На объединенные ключевой фразой «Где шлялась?» вопросы я отвечала рассеянно и односложно. Мои мысли витали совсем в иной плоскости, и как бы я не старалась сосредоточиться на смысловой нагрузке теткиной брани, удавалось мне это достаточно слабо. В конце концов, тетка устала разговаривать с пустотой и оставила меня в покое, а я молча дождалась, пока высохнут волосы и отправилась тратить свои скудные сбережения в одежный магазин.
Я толком не отдавала себе отчета, зачем я все это делаю. Логики в моих поступках не было абсолютно, и сей прискорбный факт, я как ни странно, великолепно осознавала. Вместо того, чтобы в следующем месяце целиком рассчитаться с теткой Василисой за стоматологию, я потратила деньги на обновление гардероба, причем вещи я купила совершенно непригодные для каких-либо иных целей помимо вечернего похода в «Рубенс». Когда двигающее мной буйное помешательство заставило меня также приобрести себе модельные туфли на каблуке, мне стало по-настоящему страшно. Я однозначно сошла с ума, и самое ужасное, что это пограничное состояние мне безумно нравилось. Я словно вновь вернулась в догероиновые времена – светлые и беззаботные годы под крылышком заботливых родителей, и вдруг поняла, что за такое невероятное удовольствие не грех и заплатить, притом заплатить честно заработанными своим трудом деньгами. К сожалению, моими последними деньгами. Что ж, сходить в «Рубенс» и умереть, причем, умереть либо от голода, либо от по-мужски тяжелой руки тетки Василисы.

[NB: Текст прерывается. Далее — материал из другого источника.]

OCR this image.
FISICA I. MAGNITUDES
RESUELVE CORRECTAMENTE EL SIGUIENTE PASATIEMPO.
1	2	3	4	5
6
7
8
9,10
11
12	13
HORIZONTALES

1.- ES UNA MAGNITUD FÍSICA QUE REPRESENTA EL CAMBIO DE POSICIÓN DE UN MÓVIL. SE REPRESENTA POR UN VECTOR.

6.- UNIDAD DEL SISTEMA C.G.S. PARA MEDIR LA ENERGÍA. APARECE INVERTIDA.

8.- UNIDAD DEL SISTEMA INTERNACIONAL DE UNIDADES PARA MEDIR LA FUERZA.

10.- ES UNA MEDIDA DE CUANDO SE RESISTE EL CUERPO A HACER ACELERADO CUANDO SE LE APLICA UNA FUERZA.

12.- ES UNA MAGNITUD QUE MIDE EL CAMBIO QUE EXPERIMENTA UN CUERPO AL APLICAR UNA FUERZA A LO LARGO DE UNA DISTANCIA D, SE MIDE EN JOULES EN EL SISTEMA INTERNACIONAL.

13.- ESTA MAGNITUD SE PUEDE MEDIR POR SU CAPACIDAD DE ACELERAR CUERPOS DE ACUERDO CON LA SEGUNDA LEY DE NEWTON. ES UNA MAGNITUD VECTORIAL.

Во имя своей хотя бы частичной реабилитации я по возвращении домой разгребла посудные завалы в мойке. На фоне закопченных сковородок радужное настроение у меня довольно быстро поблекло, но возбужденное предвкушение неминуемого чуда никуда не делось. И пусть все вокруг думают, что выход в свет для меня –это прогуляться до «ямы» и обратно. Еще недавно все так и было, но пришла пора менять привычки и рушить стереотипы. Сегодня вечером я иду в элитное заведение встречаться с отпрыском строительного магната, и невзирая на то, что среди тамошней публики я буду выглядеть не более уместно, чем свинячье рыло в калашном ряду, я это, черт возьми, сделаю. Осталось теперь понять, на кой оно мне вообще нужно?
К сожалению, на протяжении всего дня мне было явно не до ретроспективного анализа, и события прошедшей ночи до сих пор представляли собой размытое пятно в моей памяти. А ведь как здорово все начиналось: изобличила бы злостного вредителя и, быть может, Степановна задумалась бы о премировании незаменимого сотрудника. И что получилось в итоге? Маловразумительные рисунки на стекле и последовавший за прикосновением к ним сдвиг по фазе. А еще несовершеннолетний вандал с сомнительными претензиями не только на паранормальные способности, но на умение диагностировать их наличие у мимо проходящих лиц.
Помнится, Потапыч говорил, что рецидив может запросто начаться с таких вот «обострений», когда воспоминания о героине принимают почти осязаемую форму, и любая мелочь может косвенно спровоцировать срыв. Никогда ранее я не чувствовала этого так отчетливо и явно, как сейчас, и никогда ранее я не была столь твердо нацелена на борьбу со своими демонами. Теперь я поняла, зачем я согласилась пойти на встречу с Айком и растратила все свои сбережения, дабы не ударить перед ним мордой в грязь – я втайне надеялась, что он вновь покажет мне тот путь к блаженству, по которому я вчерашней ночью сделала всего несколько шагов, но эти шаги в отличие от мыслей о героине совсем не показались мне спуском в пропасть. Идиотизм ситуации усугублялся еще и тем, что Айк ни сном ни духом не ведал об истинных предпосылках моего нездорового интереса к его причудливым измышлениям и, наверное, искренне верил, что я всего лишь не устояла перед его непреодолимым личным обаянием.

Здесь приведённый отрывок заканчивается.